Ms. Meyer said there were 1,458 adoptions by individuals in 2000 through the CACC shelter at 3139 Veterans Rd. W. 
in Charleston. She said the shelter placed 132 animals in homes through several local animal rescue groups that year. 
She could supply no statistics later than 2000.

The Advance was unable last night to locate any local rescue group that takes animals directly from the shelter to place 
with families.

Clotilda Garguilo of Huguenot, of the Staten Island Council for Animal Welfare, said her group "has no agreement with 
CACC" allowing it take animals from the shelter for adoptive placement. "There's like a 20-page agreement you have to 
sign with the city to do that," she explained.

She said her group picks up strays on the streets, gives them a medical examination, then boards the cats in private 
homes and the dogs in kennels while making arrangements for permanent placements. The work can be an expensive 
proposition for the agency. Ms. Garguilo said veterinarian services can cost up to $200 per animal and 
spaying/neutering can run from $50 to $75.

Kaskel said it is routine for rescuers to lay out hundreds per animal for medical care, shots and altering.

"Often these animals are sick with kennel cough, upper respiratory infections, and other conditions, a result of close 
confinement, lack of exercise and poor ventilation," he said.

"In addition they need to be bathed and groomed, boarded and fed. Dogs and cats frequently display classic symptoms 
of depression and often need to be re-socialized. The average cost of rescuing, vetting and rehabilitating is about 
$250, but many rescuers have had to assume costs of thousands of dollars for sick animals."

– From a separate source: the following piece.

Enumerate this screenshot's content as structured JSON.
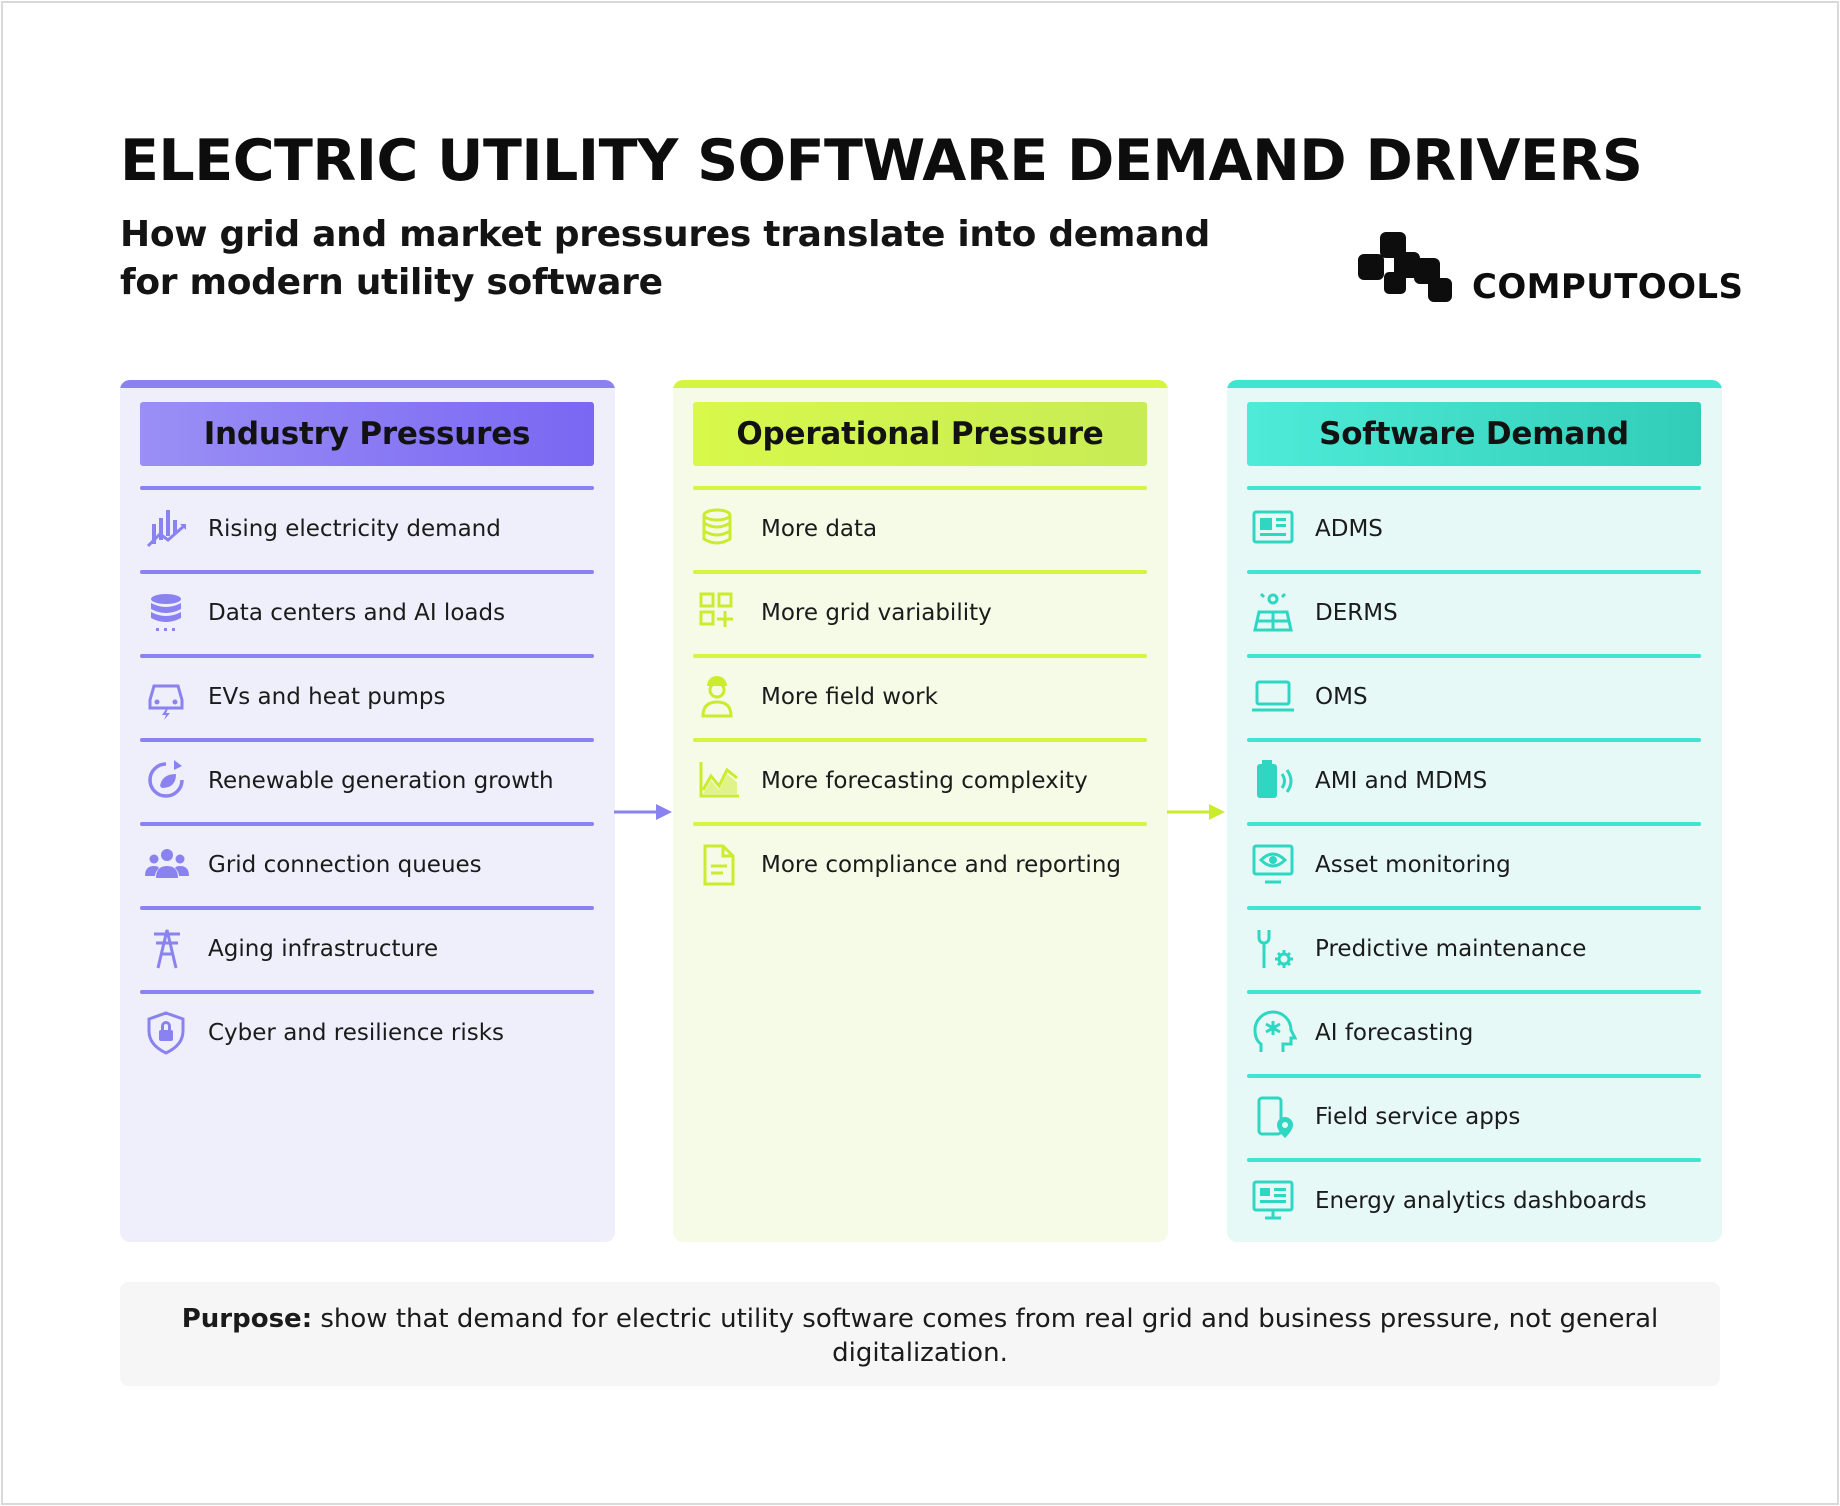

Ms. Meyer, the CACC spokesman, said animals in the shelter system are given a rating measuring their adoptability -- 
in terms of physical condition, temperament and other factors -- and placement groups are charged on the basis of how 
easy it would be to place the animal. "If they are so-called 'status one' animals that can be quickly placed, we charge a 
group $40 for the animal," Ms. Meyer said. Less "adoptable" animals require a lower fee, and sometimes, no fee at all.

"In some cases, when it looks like it will turn out to be a long haul for the placement group or where there could be 
substantial medical costs, we charge nothing," she said.